2022-04-01
2022-04-01
Notes re Git, Git LFS and Data Lake
Present: Anu
Intention: capture ideas
Git, Git LFS and GitHub
Using Git + GitHub is extremely powerful for Data Experts (e.g., sophisticated data analytics, data scientists, data engineers, CTOs etc.) - I think everyone appreciates it. However, when it comes to storing relativelt large files (few GBs or even ~500 MB), it becomes tricky. Although, GitHub and other Git servers may provide Git LFS option, it is quite limited:
Every account using Git Large File Storage receives 1 GB of free storage and 1 GB a month of free bandwidth.
If you push a 500 MB file to Git LFS, you'll use 500 MB of your allotted storage and none of your bandwidth. If you make a 1 byte change and push the file again, you'll use another 500 MB of storage and no bandwidth, bringing your total usage for these two pushes to 1 GB of storage and zero bandwidth.

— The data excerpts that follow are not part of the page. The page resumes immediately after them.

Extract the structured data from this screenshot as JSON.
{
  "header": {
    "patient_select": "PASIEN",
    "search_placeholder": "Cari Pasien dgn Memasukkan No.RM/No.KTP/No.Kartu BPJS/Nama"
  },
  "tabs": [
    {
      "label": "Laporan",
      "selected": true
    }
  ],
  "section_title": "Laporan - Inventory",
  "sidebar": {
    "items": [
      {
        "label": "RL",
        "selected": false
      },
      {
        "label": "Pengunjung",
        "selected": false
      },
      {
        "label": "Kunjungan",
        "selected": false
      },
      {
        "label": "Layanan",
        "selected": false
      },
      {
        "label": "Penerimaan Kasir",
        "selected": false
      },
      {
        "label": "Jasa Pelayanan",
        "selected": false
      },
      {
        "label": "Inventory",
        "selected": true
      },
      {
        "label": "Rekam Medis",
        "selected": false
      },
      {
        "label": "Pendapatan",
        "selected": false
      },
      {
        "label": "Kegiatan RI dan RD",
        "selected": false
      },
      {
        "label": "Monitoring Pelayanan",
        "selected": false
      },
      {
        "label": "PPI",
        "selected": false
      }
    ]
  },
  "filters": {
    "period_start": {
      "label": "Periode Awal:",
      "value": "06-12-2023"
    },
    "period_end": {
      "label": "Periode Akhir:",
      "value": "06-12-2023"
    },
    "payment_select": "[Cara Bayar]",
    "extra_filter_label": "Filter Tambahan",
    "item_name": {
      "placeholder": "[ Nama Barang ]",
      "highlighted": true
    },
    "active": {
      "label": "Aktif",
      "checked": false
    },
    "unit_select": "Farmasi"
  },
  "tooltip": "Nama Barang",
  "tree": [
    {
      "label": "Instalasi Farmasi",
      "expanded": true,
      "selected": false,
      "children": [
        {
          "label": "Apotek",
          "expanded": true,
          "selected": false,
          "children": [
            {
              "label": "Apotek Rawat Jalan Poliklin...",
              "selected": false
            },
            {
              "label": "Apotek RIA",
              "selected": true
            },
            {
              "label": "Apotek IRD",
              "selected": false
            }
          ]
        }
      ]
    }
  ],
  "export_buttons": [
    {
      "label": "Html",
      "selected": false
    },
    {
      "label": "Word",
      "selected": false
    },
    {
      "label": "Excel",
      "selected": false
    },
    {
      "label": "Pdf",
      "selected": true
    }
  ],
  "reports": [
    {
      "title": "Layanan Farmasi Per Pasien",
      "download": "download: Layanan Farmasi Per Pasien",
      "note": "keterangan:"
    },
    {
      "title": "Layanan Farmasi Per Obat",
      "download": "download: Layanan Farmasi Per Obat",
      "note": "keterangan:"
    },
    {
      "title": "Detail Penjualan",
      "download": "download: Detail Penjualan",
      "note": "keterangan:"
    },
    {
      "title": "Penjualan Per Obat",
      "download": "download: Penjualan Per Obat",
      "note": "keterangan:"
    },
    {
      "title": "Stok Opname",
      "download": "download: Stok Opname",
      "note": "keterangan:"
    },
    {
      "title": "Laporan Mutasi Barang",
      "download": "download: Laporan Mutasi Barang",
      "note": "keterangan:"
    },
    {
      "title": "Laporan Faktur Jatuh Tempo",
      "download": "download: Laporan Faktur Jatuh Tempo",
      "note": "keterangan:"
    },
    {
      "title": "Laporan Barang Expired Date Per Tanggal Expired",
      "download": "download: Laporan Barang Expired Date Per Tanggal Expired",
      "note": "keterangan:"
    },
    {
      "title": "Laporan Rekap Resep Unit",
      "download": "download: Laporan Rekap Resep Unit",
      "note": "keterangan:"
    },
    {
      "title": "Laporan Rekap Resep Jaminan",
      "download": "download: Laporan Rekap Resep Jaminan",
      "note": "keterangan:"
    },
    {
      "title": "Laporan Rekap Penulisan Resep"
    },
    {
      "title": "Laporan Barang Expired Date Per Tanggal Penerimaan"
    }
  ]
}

Even with "GitHub Enterprise Cloud" plan your max file size is 5GB which is OK for most situations but still…with today's Cloud Storage possibilities it must not be an issue.
Giftless
Setting up your own Git LFS server + wiring it up with cloud based blob storage such as AWS S3 or Google Cloud Storage sounds like a great solution - https://github.com/datopian/giftless. You basically can do revisions/changes to your large file without worrying about storage cost:
- https://aws.amazon.com/s3/pricing/ ($0.023 per GB of storage + bandwidth (first 100GB/m is free)).
- Cloudflare's FREE egress bandwidth is coming: https://www.cloudflare.com/press-releases/2021/cloudflare-announces-r2-storage/.
Data Lake
Can this become our new pattern for creating Data Lakes? For instance:
- Use Git for your data.
- Use Cloud Storage as a blob storage with Giftless.
- Create your Data Lake with powerful features of Git + GitHub/GitLab.
What if you already have S3 as a Data Lake?
Options:
- Re-upload so that we start tracking via Git.
- Add metadata for existing data files.
- TODO